Handelseinstellungen
Dieser Abschnitt enthält Einstellungen, die:
- den Prozess der Ordererstellung beschleunigen
- helfen, eine Ordergruppe (Einstieg + Verlustbegrenzung + Gewinnmitnahme) für am Markt eröffnete Positionen zu erstellen
- spezielle Marktorder konfigurieren, wie etwa eine Positionsumkehr oder eine Positionsverdopplung
Standard-Slippage hinzufügen
Wenn aktiviert, wird der maximale Schlupfwert automatisch auf ausgewählte Order angewendet.
Standard-Verlustbegrenzung hinzufügen
Wenn aktiviert, wird die Verlustbegrenzung automatisch auf ausgewählte Order angewendet.
Standard-Gewinnmitnahme hinzufügen
Wenn aktiviert, wird die Gewinnmitnahme automatisch auf ausgewählte Order angewendet.
Gewinnmitnahme als bedingte Marktorder
Wenn aktiviert, werden Gewinnmitnahme-Order standardmäßig als bedingte Marktorder (bei Erreichen des Kurses) in der Oberfläche eingestellt.
Dies kann auch manuell festgelegt werden:

Stop- und Verlustbegrenzungs-Order mit entgegengesetzter Auslöseseite
Wenn aktiviert, werden Stop- oder Verlustbegrenzungs-Order automatisch mit der entgegengesetzten Auslöseseite eingestellt:
- Die Verlustbegrenzung für eine Kaufposition wird durch den Briefkurs statt den Geldkurs ausgelöst
- Die Verlustbegrenzung für eine Verkaufsposition wird durch den Geldkurs statt den Briefkurs ausgelöst
Dies kann auch manuell im Order-Dialog eingestellt werden:

Hinweis: Alle oben genannten Einstellungen können manuell im Handelsdialog geändert werden — außer wenn eine Order über das Sofort-Order-Widget aus dem Chart heraus platziert wird oder durch Ziehen und Ablegen von Orderlinien, da in diesen Fällen kein Dialog erscheint.

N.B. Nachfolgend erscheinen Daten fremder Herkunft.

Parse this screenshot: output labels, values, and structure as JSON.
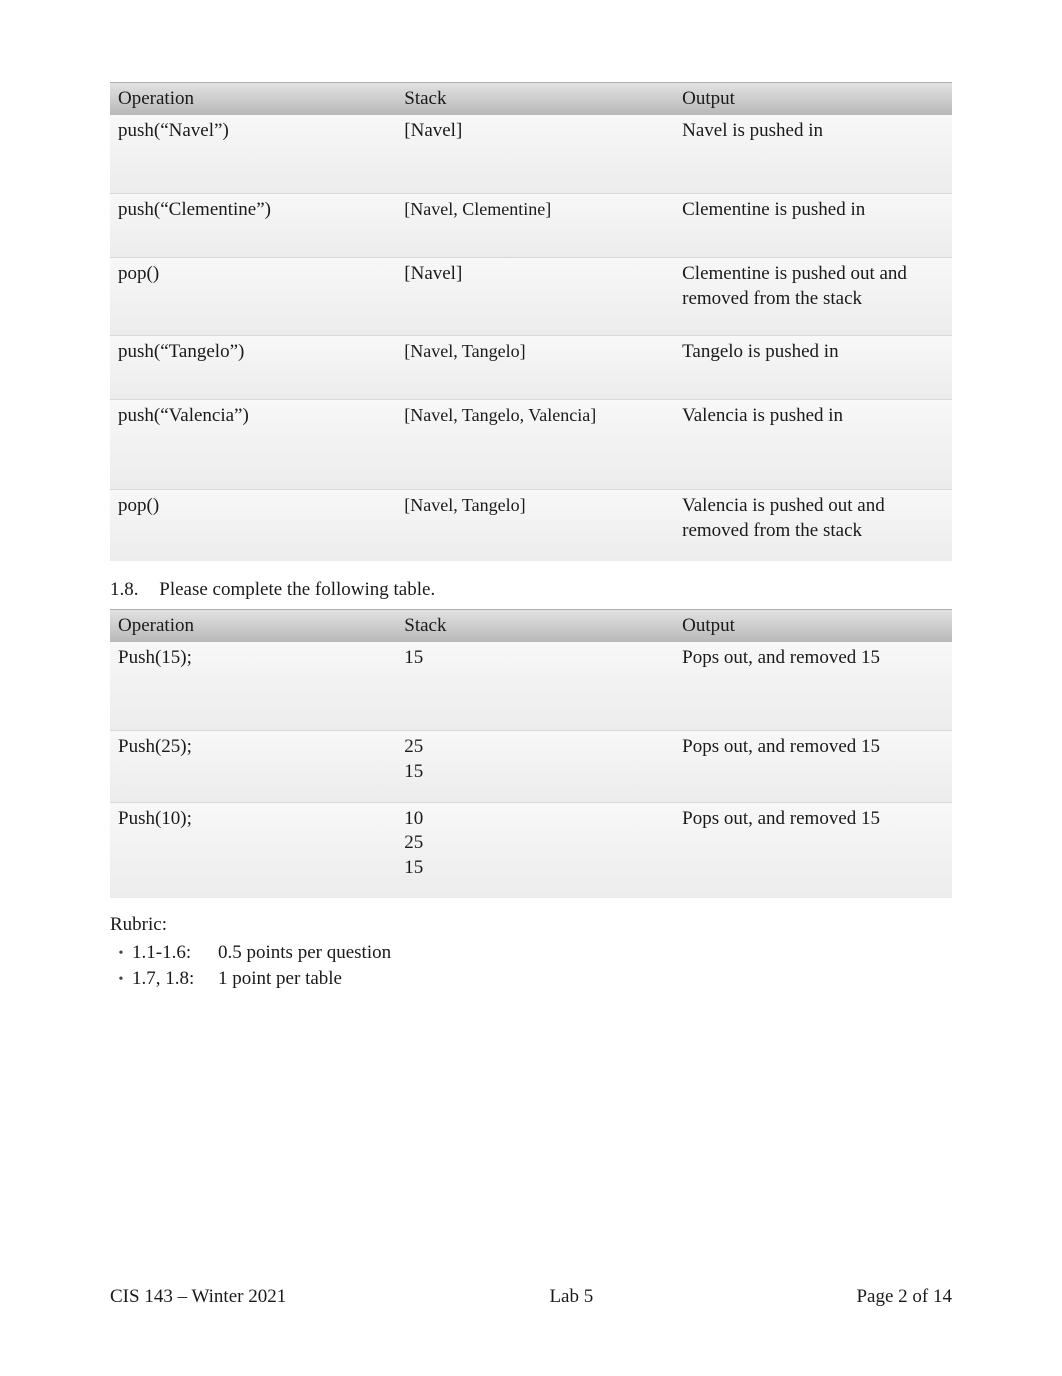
{
  "table1": {
    "headers": {
      "op": "Operation",
      "stack": "Stack",
      "out": "Output"
    },
    "rows": [
      {
        "op": "push(“Navel”)",
        "stack": "[Navel]",
        "out": "Navel is pushed in"
      },
      {
        "op": "push(“Clementine”)",
        "stack": "[Navel, Clementine]",
        "out": "Clementine is pushed in"
      },
      {
        "op": "pop()",
        "stack": "[Navel]",
        "out": "Clementine is pushed out and removed from the stack"
      },
      {
        "op": "push(“Tangelo”)",
        "stack": "[Navel, Tangelo]",
        "out": "Tangelo is pushed in"
      },
      {
        "op": "push(“Valencia”)",
        "stack": "[Navel, Tangelo, Valencia]",
        "out": "Valencia is pushed in"
      },
      {
        "op": "pop()",
        "stack": "[Navel, Tangelo]",
        "out": "Valencia is pushed out and removed from the stack"
      }
    ]
  },
  "section_1_8": {
    "num": "1.8.",
    "text": "Please complete the following table."
  },
  "table2": {
    "headers": {
      "op": "Operation",
      "stack": "Stack",
      "out": "Output"
    },
    "rows": [
      {
        "op": "Push(15);",
        "stack": "15",
        "out": "Pops out, and removed 15"
      },
      {
        "op": "Push(25);",
        "stack": "25\n15",
        "out": "Pops out, and removed 15"
      },
      {
        "op": "Push(10);",
        "stack": "10\n25\n15",
        "out": "Pops out, and removed 15"
      }
    ]
  },
  "rubric": {
    "title": "Rubric:",
    "items": [
      {
        "label": "1.1-1.6:",
        "desc": "0.5 points per question"
      },
      {
        "label": "1.7, 1.8:",
        "desc": "1 point per table"
      }
    ]
  },
  "footer": {
    "left": "CIS 143 – Winter 2021",
    "center": "Lab 5",
    "right": "Page 2 of 14"
  },
  "chart_data": [
    {
      "type": "table",
      "title": "Stack operations (Table 1)",
      "columns": [
        "Operation",
        "Stack",
        "Output"
      ],
      "rows": [
        [
          "push(\"Navel\")",
          "[Navel]",
          "Navel is pushed in"
        ],
        [
          "push(\"Clementine\")",
          "[Navel, Clementine]",
          "Clementine is pushed in"
        ],
        [
          "pop()",
          "[Navel]",
          "Clementine is pushed out and removed from the stack"
        ],
        [
          "push(\"Tangelo\")",
          "[Navel, Tangelo]",
          "Tangelo is pushed in"
        ],
        [
          "push(\"Valencia\")",
          "[Navel, Tangelo, Valencia]",
          "Valencia is pushed in"
        ],
        [
          "pop()",
          "[Navel, Tangelo]",
          "Valencia is pushed out and removed from the stack"
        ]
      ]
    },
    {
      "type": "table",
      "title": "Stack operations (Table 2, Section 1.8)",
      "columns": [
        "Operation",
        "Stack",
        "Output"
      ],
      "rows": [
        [
          "Push(15);",
          "15",
          "Pops out, and removed 15"
        ],
        [
          "Push(25);",
          "25\n15",
          "Pops out, and removed 15"
        ],
        [
          "Push(10);",
          "10\n25\n15",
          "Pops out, and removed 15"
        ]
      ]
    }
  ]
}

Wenn diese Einstellungen in den Voreinstellungen aktiviert sind, werden die Bedingungen beim Handeln aus dem Chart automatisch angewendet.
Standard-Handelswerte
Dies sind die Werte, die standardmäßig in der Oberfläche verwendet werden. Sie können auf Ebene der Instrumentengruppe oder individuell festgelegt werden.
Um individuelle Einstellungen hinzuzufügen, klicken Sie auf dieses Symbol:

Da sich die Instrumente stark unterscheiden, sind Gruppeneinstellungen, die in Punkten festgelegt sind, für die meisten Instrumente wahrscheinlich nicht geeignet. Aus diesem Grund werden die Werte hier über den durchschnittlichen Spread definiert, der einen konsistenten und angemessenen Preisabstand für jedes Instrument bietet.
Durchschnittlicher Spread
Der historische Spread zwischen Geld- und Briefkurs, berechnet aus den Daten der vergangenen Woche, ohne jeweils eine Stunde vor und nach der Abrechnung (wenn der Spread aufgrund geringer Liquidität üblicherweise breiter ist). Dieser Wert wird einmal pro Woche, zu Beginn jedes Montags, aktualisiert.
Der durchschnittliche Spread kann im Tooltip angezeigt werden, wenn die Maus über die Kerze der Tagesspanne bewegt wird.

Betragswarnung
Wenn der eingegebene Betrag den hier festgelegten Wert überschreitet:

wird bei der Ordereingabe eine Warnung angezeigt, die hilft, versehentliche Eingabefehler zu vermeiden.

Chart-Einstellungen
Handelspausenfilter
Wenn deaktiviert, werden flache Kerzen, die Marktpausen darstellen, in den Charts angezeigt.
Feste Autoshift-Position
Die Autoshift-Position kann manuell fixiert werden. Wenn diese Einstellung deaktiviert ist, erscheint oben in jedem Chart ein kleines Dreieck, das an die Stelle gezogen werden kann, an der die Kerzen verschoben werden sollen.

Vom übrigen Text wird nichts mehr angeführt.